At minimum, these metrics should be monitored separately:
| Metric | Why it matters |
|---|---|
| A path packet loss / sequence gap | Shows the health of the primary path |
| B path packet loss / sequence gap | Shows whether the secondary path is actually ready |
| A/B latency difference | Shows whether the receiver is close to the merge buffer limit |
| Active packet source / merge decision | Shows which path the receiver is using for packets |
| Multicast join state | Confirms that A and B flows are received from the correct network |
| Receiver buffer / underrun event | Shows whether merge works in practice, not just on paper |
This topic is large enough for its own article; for the detailed monitoring side, it is better to link to the ST 2110 monitoring article.
13. Design checklist
Practical checklist for ST 2022-7 design:
- Are Network A and Network B physically separate?
- Do A and B use different switches, PSUs, linecards, and preferably different fiber routes?
- Does the sender really produce two equivalent RTP flows?
- Do Flow A and Flow B share the same essence, format, RTP timestamp, and sequence relationship?
- Does the receiver support ST 2022-7 merge?
- Is the A/B path latency difference within the receiver buffer limit?
- Is the timing reference preserved when either A or B fails?

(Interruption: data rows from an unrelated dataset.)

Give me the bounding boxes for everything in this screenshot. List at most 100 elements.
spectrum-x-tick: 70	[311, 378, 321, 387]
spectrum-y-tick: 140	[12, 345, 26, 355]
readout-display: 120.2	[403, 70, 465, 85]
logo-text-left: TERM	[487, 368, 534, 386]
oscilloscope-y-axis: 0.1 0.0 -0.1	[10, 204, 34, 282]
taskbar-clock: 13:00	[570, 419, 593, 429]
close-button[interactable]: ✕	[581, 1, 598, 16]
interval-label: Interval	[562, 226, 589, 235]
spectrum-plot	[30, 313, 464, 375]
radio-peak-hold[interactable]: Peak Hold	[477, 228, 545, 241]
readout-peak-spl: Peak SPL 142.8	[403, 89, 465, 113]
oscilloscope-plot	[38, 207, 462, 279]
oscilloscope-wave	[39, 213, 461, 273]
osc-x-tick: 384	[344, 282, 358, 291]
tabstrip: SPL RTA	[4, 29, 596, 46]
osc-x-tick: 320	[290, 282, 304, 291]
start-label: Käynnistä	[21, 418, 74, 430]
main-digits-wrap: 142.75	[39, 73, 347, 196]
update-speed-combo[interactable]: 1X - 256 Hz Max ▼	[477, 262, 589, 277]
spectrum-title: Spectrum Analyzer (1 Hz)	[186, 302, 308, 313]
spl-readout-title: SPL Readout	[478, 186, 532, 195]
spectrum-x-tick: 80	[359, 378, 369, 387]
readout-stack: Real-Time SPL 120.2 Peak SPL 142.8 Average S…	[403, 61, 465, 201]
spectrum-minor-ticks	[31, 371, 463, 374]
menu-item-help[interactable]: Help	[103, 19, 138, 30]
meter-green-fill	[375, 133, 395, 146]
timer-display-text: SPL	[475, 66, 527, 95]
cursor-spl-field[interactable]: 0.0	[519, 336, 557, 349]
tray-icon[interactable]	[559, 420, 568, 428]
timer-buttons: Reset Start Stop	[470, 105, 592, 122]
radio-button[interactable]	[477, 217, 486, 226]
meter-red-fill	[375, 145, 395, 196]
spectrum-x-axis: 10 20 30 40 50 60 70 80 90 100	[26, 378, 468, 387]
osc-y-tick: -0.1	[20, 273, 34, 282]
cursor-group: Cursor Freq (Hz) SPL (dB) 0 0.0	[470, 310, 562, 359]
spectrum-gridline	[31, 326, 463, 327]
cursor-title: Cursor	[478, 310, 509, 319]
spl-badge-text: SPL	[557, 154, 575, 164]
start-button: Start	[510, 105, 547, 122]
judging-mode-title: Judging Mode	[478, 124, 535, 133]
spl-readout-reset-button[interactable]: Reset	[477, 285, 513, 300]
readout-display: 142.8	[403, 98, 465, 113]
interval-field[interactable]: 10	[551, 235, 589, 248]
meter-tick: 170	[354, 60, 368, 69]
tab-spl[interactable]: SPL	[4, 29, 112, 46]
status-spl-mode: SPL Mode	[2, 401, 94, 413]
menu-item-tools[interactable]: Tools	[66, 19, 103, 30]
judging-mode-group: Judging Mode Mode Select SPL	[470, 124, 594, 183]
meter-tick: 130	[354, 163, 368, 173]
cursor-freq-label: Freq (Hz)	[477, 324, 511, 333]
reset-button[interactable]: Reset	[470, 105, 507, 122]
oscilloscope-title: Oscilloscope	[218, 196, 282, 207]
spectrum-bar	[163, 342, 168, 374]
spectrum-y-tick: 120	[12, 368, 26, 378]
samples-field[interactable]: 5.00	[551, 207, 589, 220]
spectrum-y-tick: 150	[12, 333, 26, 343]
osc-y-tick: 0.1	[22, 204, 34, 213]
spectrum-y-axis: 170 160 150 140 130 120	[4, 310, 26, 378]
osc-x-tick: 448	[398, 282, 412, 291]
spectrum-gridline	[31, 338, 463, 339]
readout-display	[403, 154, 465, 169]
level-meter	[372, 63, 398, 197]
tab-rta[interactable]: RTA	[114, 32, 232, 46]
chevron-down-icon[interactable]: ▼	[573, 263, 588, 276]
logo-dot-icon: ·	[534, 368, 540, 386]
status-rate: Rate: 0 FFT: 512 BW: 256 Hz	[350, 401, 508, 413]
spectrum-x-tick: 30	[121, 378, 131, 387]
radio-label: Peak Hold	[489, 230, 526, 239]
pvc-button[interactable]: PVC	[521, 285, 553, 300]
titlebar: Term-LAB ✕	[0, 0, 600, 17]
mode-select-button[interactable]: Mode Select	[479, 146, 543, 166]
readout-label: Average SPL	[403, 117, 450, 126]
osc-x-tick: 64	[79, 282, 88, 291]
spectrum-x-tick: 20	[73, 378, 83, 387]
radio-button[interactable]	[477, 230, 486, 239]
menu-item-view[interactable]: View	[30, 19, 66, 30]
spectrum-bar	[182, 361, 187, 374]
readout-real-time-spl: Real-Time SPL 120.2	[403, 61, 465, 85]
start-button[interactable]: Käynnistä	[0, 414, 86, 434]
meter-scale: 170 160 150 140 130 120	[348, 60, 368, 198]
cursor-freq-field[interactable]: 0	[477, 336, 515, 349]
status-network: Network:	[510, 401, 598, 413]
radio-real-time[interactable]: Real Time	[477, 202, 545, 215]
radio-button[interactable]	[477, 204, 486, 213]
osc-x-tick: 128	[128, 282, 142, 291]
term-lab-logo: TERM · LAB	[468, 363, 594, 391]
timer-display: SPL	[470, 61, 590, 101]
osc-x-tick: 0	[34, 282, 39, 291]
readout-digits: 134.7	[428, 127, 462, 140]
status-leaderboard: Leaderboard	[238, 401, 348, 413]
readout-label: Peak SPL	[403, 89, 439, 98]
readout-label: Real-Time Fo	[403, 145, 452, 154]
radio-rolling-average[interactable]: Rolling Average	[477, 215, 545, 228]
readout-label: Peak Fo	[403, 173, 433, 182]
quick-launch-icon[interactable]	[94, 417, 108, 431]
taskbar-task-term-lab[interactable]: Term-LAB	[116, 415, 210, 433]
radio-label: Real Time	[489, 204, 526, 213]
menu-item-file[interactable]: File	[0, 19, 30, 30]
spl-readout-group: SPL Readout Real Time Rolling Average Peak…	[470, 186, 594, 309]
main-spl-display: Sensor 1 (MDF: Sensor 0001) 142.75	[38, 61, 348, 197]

- Were PTP/ST 2059 details validated with a separate timing synchronization checklist?
- Was multicast join state verified separately on the A and B networks?

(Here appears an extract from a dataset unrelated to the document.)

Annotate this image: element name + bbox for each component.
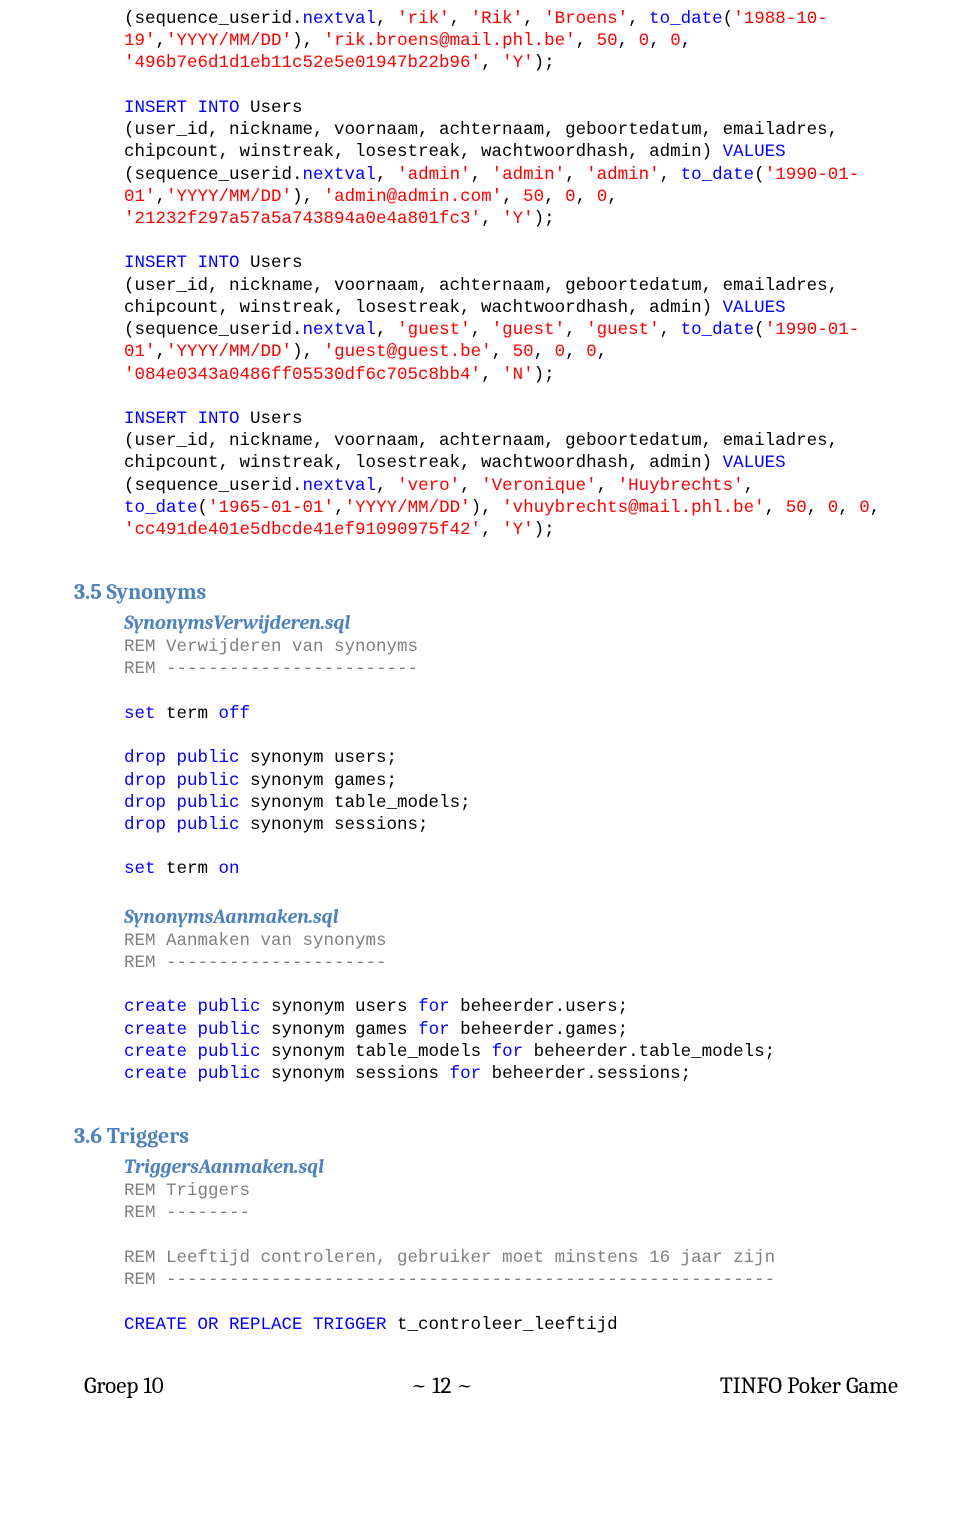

- Was a real fiber/switch failure test performed?
- Does the monitoring system show A path, B path, and merged output separately?

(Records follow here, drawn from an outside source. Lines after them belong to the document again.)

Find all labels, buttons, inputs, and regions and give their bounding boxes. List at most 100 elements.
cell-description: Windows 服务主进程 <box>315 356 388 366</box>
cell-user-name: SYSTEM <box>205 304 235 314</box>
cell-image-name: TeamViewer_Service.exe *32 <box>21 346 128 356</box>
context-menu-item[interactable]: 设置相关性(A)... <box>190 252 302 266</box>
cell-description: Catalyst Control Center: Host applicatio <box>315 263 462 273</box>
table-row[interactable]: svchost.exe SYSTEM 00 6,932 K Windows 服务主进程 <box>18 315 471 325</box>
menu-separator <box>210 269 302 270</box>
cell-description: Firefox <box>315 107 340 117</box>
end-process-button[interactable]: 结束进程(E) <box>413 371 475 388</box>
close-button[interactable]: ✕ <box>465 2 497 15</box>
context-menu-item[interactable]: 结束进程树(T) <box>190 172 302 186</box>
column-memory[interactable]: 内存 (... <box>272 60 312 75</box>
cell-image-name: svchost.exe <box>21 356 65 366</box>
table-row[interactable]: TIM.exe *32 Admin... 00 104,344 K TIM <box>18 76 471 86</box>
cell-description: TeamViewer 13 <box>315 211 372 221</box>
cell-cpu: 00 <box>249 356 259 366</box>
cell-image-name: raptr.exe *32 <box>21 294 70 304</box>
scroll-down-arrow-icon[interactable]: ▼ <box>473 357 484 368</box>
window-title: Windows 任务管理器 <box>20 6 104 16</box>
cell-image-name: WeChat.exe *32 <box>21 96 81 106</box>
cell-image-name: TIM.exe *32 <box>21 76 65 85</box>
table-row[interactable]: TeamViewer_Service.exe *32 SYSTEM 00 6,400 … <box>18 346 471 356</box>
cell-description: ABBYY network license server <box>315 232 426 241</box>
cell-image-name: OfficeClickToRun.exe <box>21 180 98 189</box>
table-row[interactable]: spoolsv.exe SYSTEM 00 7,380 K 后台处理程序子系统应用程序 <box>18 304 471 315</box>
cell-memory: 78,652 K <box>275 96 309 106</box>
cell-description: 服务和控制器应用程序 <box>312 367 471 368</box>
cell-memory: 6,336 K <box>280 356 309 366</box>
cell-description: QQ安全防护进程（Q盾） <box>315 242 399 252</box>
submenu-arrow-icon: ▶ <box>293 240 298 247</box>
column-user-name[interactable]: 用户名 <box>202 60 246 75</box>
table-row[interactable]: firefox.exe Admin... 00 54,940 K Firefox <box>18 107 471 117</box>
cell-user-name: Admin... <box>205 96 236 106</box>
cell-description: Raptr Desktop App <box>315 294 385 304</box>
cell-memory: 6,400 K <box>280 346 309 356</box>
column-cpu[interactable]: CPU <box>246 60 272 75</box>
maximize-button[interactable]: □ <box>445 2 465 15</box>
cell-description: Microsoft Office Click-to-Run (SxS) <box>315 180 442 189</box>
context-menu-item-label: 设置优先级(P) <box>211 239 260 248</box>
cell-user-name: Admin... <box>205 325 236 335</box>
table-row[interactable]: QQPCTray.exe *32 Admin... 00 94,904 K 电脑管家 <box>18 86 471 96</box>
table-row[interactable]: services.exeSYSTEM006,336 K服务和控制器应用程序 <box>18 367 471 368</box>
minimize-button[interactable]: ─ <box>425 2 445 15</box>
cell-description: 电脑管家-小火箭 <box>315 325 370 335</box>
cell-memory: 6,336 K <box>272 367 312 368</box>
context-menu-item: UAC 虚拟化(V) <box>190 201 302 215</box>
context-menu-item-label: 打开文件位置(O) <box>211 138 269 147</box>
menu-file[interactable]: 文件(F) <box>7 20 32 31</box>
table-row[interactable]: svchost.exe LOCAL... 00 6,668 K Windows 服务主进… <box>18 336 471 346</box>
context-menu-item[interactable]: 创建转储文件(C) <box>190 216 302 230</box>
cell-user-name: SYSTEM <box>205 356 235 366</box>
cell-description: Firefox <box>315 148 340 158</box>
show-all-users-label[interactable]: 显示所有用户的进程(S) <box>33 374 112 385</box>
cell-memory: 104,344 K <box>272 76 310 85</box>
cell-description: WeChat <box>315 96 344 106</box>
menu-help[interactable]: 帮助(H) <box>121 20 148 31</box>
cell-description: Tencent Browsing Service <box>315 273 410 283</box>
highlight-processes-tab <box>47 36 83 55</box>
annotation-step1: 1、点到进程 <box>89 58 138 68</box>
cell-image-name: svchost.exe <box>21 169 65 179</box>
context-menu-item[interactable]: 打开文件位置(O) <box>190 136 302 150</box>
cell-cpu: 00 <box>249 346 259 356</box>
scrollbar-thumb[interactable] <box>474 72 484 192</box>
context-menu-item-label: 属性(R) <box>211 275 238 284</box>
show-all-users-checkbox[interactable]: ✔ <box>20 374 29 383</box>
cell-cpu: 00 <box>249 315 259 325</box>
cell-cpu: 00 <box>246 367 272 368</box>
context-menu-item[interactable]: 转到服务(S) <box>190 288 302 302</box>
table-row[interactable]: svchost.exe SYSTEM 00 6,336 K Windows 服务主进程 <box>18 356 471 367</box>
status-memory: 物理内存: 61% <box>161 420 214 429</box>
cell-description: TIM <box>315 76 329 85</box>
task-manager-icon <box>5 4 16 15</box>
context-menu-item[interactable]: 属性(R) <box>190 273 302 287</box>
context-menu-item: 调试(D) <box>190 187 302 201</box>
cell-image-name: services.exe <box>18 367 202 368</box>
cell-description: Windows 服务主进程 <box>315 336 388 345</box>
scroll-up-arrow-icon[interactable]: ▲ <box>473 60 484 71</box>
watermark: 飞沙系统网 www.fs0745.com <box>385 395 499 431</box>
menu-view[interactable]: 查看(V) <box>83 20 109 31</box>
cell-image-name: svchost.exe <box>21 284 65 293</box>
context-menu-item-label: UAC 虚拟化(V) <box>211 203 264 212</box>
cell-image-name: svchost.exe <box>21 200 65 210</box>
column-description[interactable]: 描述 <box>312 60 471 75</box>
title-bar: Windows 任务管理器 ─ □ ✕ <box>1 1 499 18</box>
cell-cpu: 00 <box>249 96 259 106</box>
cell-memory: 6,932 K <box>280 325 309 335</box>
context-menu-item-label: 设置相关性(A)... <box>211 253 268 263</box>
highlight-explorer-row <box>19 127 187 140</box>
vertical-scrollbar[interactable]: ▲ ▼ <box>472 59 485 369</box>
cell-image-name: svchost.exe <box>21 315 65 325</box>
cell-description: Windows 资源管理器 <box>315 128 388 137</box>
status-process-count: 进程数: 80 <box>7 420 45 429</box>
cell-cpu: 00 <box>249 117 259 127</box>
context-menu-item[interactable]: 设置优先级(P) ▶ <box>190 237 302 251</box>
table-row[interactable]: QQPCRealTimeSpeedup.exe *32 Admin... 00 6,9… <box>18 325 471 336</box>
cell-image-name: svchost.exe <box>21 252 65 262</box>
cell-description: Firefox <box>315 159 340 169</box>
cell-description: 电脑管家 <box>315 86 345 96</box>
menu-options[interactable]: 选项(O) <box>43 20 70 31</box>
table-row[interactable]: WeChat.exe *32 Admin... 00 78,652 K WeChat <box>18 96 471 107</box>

The most important item is near the end:
ST 2022-7 design is not validated by a drawing; it is validated by a physical failure test.
14. How does ST 2022-7 affect bandwidth?
ST 2022-7 does not save bandwidth. It sends the same media flow over two separate networks.
Example:
| Flow | Single path | ST 2022-7 total |
|---|---|---|
| 1x 1080i50 ST 2110-20 video | ~1.6 Gbps | ~3.2 Gbps |
| Video + audio + ANC safe budget | ~1.8 Gbps | ~3.6 Gbps |
| 1x UHD/2160p50 ST 2110-20 video | ~12 Gbps | ~24 Gbps |
| 10 programmes | ~18 Gbps | ~36 Gbps |
But the important point is this: A and B networks are separate capacity pools. You should not think “3.6 Gbps goes onto the same link”. In a correct design:
- Network A can carry the full load by itself
- Network B can carry the full load by itself
- If one path fails, the other path can keep the programme alive
That is why ST 2022-7 may look expensive, but it is one of the most critical protection layers for live production continuity.
15. Conclusion
ST 2022-7 is one of the central redundancy standards in the ST 2110 world.
But it must be positioned correctly:
- It is not STP
- It is not PTP
- It is not routing
- It is not NMOS
- It is not LAG
- It is not “redundancy inside one network”
ST 2022-7 is a protection mechanism that merges two copies of the same RTP media flow arriving over two independent network paths at the receiver.
The shortest summary:
STP prevents switch loops. PTP aligns time. NMOS manages connections. ST 2022-7 protects media packets.
If we want real redundancy in ST 2110 systems, we must physically separate the A/B networks, verify that the timing reference does not break, monitor multicast state, and validate ST 2022-7 with real failure tests.